Detailed overview
The Philippines does not currently have a single comprehensive AI Act. AI is regulated mainly through data privacy law, official AI policy, sectoral regulation and guidance from the National Privacy Commission, or NPC.
NPC Advisory 2024-04
The NPC issued Advisory No. 2024-04 on the Application of the Data Privacy Act to Artificial Intelligence Systems Processing Personal Data. The advisory applies where personal data is processed in the development, deployment, training or testing of AI systems.

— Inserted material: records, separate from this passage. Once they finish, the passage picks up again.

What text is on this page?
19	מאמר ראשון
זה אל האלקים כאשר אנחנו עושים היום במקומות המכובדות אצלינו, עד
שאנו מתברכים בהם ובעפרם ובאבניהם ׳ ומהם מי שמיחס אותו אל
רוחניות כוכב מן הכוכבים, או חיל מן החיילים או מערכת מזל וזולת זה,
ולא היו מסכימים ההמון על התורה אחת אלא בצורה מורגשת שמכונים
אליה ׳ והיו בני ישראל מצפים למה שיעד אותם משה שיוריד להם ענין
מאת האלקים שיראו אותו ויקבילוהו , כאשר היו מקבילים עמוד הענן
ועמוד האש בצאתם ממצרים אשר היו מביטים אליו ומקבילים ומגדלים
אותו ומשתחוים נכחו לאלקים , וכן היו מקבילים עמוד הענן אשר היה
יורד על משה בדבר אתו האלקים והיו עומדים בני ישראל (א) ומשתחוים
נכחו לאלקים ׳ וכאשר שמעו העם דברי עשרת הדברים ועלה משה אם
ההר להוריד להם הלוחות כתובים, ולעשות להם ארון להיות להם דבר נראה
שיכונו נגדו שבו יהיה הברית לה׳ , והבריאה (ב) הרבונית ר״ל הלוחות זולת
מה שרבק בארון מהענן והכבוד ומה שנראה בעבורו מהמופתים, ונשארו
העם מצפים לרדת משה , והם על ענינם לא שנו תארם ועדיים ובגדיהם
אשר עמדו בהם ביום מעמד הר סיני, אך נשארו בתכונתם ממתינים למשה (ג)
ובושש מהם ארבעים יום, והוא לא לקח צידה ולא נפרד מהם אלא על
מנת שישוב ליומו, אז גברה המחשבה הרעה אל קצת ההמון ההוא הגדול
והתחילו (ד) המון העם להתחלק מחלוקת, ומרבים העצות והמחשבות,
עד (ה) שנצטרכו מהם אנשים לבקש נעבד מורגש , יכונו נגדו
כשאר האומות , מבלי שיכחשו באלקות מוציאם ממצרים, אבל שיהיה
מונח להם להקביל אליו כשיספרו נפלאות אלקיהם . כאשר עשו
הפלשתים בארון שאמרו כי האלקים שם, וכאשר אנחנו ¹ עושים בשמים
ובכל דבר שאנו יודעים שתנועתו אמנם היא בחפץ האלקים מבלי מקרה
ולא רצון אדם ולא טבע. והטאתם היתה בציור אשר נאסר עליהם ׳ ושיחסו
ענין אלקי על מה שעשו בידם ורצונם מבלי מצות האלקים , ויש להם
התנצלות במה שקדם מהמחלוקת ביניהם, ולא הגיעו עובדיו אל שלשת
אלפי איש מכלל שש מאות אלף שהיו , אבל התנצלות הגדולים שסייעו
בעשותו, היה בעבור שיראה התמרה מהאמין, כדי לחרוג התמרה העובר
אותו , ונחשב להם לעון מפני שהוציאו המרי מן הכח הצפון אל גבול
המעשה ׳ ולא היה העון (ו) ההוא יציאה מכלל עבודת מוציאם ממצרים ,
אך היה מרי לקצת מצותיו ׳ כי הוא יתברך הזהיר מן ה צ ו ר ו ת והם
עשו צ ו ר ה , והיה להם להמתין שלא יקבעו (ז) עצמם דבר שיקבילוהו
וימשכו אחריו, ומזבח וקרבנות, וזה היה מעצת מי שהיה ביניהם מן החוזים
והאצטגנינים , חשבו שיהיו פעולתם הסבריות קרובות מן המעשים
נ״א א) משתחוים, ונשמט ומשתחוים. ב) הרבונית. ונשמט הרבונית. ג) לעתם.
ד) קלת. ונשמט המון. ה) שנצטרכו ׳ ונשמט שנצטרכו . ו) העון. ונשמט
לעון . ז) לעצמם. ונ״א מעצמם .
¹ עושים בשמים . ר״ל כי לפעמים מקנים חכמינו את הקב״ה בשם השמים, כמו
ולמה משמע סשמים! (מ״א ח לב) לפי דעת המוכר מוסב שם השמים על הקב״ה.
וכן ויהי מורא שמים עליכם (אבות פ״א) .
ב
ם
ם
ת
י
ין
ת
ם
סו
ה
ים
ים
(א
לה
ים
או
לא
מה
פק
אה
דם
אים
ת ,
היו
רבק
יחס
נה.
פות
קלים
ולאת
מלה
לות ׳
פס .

The advisory explains that the Data Privacy Act, its implementing rules and NPC issuances apply to AI systems that process personal information or sensitive personal information. An AI system may process personal data during data collection, model training, testing, prompt processing, profiling, inference, output generation, monitoring or system improvement.
Privacy principles
Organisations using AI with personal data must comply with privacy principles, including transparency, legitimate purpose, proportionality, data quality, security, accountability and protection of data-subject rights. High-risk AI processing may require stronger governance, risk assessment, documentation, privacy impact assessment and human oversight.
AI-generated imagery warnings
The NPC has also warned about risks from AI-generated imagery, including misuse of personal information, non-consensual intimate imagery and harmful content involving children. The NPC recommends safeguards, transparency and mechanisms to remove harmful AI-generated content.
Penalties
There is no single Philippine AI-specific penalty table. Penalties arise under the Data Privacy Act, cybercrime law, consumer law, intellectual-property law, employment law, sector-specific regulation or criminal law depending on the AI use case and violation.